Arriverà nelle sale italiane l’8 aprile l’attesissimo film “A Sud di New York“, opera prima di Elena Bonelli con protagonista Luca Napolitano, cantante e cantautore finalista alla in una delle passate edizioni di “Amici“, il programma condotto da Maria De Filippi. Il film è una teen commedy musicale che si ambienta tra le Puglie e New York.

Del cast fanno parte anche altri volti noti di “Amici” come Fioretta Mari, Marina Marchione e Patrick Rossi Gastaldi, oltre a Elena Bonelli, Franco Neri, Carmen Napolitano, Francesco Paolantoni, Gianluca Di Gennaro (“Ho sposato uno sbirro 2″), Gianfranco Gallo (“Un posto al sole”), e Nunzio de Luca (“I Cesaroni”).

Galleria di immagini: A sud di New York

In occasione della presentazione del film alla stampa, i protagonisti hanno incontrato i giornalisti alla Casa del Cinema di Roma. DireDonna ha partecipato all’evento, di seguito gli interventi più interessanti.

Come nasce questo film?

Elena Bonelli: “Ho voluto fare un film fresco, musicale, positivo che desse spazio a giovani. Dopo aver fatto un musical nel ’96 che ho portato in giro per il mondo, “Liza e l’inesauribile voglia di essere”, ho deciso di farne un film. Mi sono ispirata al musical, ma poi ho cambiato la trama. Il film si propone di raccontare una favola in musica. È stata un’esperienza unica e una grande dimostrazione d’affetto da parte degli amici che vi hanno collaborato.”.

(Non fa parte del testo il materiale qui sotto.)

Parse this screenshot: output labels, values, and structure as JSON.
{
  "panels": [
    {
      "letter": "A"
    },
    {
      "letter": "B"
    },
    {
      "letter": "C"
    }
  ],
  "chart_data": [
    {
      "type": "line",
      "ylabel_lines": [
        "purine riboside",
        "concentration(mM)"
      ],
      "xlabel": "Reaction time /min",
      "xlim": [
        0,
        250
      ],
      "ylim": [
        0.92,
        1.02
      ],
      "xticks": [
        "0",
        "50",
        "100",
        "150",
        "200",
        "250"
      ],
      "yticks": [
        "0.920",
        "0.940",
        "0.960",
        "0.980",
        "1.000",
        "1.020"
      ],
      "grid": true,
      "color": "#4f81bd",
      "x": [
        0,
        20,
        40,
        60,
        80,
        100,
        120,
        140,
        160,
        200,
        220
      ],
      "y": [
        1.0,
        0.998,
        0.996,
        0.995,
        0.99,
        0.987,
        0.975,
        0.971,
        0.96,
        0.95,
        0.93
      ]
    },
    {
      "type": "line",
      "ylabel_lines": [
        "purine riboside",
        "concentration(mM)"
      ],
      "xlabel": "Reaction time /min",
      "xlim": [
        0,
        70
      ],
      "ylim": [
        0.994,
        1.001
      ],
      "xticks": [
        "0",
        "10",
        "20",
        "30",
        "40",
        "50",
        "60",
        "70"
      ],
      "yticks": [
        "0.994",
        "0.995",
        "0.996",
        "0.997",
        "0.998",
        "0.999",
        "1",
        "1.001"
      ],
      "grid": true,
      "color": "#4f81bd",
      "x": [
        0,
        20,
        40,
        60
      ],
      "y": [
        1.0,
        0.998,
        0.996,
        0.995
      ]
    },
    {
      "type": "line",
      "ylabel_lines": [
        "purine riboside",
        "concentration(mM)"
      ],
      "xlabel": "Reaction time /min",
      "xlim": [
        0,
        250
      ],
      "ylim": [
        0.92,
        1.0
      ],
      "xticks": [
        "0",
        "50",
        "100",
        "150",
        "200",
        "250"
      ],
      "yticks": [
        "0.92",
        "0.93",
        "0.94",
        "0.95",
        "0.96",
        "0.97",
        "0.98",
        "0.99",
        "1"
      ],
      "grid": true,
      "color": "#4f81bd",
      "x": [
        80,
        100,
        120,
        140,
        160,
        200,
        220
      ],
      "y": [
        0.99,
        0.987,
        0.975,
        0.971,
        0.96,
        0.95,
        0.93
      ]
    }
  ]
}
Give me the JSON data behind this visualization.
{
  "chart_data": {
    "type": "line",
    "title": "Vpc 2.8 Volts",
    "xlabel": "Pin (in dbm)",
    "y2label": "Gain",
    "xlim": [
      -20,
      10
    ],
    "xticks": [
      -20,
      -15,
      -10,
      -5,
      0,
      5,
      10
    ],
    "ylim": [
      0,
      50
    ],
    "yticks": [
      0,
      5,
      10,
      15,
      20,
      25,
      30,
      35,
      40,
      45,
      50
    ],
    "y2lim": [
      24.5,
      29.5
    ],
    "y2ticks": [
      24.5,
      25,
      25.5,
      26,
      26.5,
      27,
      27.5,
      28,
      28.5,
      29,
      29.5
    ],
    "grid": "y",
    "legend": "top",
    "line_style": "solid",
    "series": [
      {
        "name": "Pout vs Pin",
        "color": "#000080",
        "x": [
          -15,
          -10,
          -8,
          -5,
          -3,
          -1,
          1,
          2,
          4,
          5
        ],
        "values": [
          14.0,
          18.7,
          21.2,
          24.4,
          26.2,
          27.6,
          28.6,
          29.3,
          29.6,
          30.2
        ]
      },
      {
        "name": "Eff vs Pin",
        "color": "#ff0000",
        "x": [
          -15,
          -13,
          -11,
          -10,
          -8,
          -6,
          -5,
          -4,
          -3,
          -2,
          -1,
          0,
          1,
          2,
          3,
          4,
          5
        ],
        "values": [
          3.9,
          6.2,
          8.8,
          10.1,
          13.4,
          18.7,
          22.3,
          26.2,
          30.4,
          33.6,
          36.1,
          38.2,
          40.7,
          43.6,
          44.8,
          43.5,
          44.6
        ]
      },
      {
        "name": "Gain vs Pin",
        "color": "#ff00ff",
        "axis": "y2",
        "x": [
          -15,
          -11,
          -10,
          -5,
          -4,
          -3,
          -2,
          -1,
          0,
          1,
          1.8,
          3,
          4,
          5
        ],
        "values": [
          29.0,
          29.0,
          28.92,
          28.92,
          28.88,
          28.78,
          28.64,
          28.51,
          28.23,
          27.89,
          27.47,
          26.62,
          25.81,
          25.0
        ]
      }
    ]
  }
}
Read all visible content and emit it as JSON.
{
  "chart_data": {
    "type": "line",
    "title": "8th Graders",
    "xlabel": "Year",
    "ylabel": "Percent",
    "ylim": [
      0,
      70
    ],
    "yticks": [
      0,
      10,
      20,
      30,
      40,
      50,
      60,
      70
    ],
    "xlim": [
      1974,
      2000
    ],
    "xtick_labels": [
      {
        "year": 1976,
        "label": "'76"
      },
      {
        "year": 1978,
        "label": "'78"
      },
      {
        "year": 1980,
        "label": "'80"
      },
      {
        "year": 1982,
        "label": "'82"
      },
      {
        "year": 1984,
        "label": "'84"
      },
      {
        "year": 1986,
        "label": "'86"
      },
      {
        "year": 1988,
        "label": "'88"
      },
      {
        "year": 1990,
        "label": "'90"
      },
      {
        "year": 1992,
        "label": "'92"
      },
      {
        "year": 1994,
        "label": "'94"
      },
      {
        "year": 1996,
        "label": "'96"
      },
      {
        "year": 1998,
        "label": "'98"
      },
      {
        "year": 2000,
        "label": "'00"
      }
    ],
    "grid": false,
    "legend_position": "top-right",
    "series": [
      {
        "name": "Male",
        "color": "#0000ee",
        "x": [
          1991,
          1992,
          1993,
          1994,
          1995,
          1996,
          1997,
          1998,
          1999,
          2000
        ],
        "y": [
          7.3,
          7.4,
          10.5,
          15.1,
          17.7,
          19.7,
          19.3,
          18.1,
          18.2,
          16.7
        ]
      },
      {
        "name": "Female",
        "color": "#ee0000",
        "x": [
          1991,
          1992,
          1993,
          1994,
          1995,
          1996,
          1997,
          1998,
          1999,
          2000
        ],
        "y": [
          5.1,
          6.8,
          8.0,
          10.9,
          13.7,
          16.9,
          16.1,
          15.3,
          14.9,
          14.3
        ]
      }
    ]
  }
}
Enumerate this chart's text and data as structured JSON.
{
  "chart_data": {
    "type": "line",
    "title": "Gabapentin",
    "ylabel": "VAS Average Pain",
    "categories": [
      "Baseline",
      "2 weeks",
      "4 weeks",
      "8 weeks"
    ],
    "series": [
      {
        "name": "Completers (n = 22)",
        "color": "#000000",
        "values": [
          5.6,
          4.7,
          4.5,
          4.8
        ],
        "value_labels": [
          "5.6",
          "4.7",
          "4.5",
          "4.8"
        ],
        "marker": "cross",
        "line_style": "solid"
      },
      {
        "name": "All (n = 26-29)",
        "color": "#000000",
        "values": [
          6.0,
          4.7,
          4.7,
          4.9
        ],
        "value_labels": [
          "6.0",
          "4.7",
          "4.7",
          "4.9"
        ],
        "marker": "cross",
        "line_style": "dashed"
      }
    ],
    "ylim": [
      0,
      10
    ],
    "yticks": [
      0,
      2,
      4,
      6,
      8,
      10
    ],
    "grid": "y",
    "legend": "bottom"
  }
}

Luca, com’è stata la tua esperienza?

“È stata un’esperienza bellissima. Oltre al film, abbiamo condiviso così tante cose. Ho ritrovato molti amici. Abbiamo creato una famiglia e c’era tanta sinergia”.

“Com’è stato lavorare con un esordiente come Napolitano?”

Elena Bonelli: “Luca interpreta Marco, entrambi cantano e scrivono canzoni. Ha una voce stupenda e vuole emergere. Era perfetto per questo ruolo. Ha scritto poi delle canzoni bellissime per il film! Ma è così pigro. Ogni mattina era un problema farlo alzare dal letto!”.

Fioretta Mari: “Mi ha fatto impazzire ad Amici. Ha imparato a recitare grazie a me, ai miei recital che facevamo nella trasmissione. È un ragazzo molto pigro! Ho lasciato la trasmissione da un anno perché non ci sono più attori. La possibilità di ritrovare i ragazzi nel film mi ha permesso di riprovare tutto quell’amore che c’era a Amici.

Infine Fioretta Mari ha lanciato un appello:

“È un film per i giovani affinché non smettano mai di sognare, soprattutto in questi tempi difficili e bui. Il successo del film stesso è nel messaggio ai giovani. Devono ricordarsi sempre che c’è un paese che si chiama Vinci!”.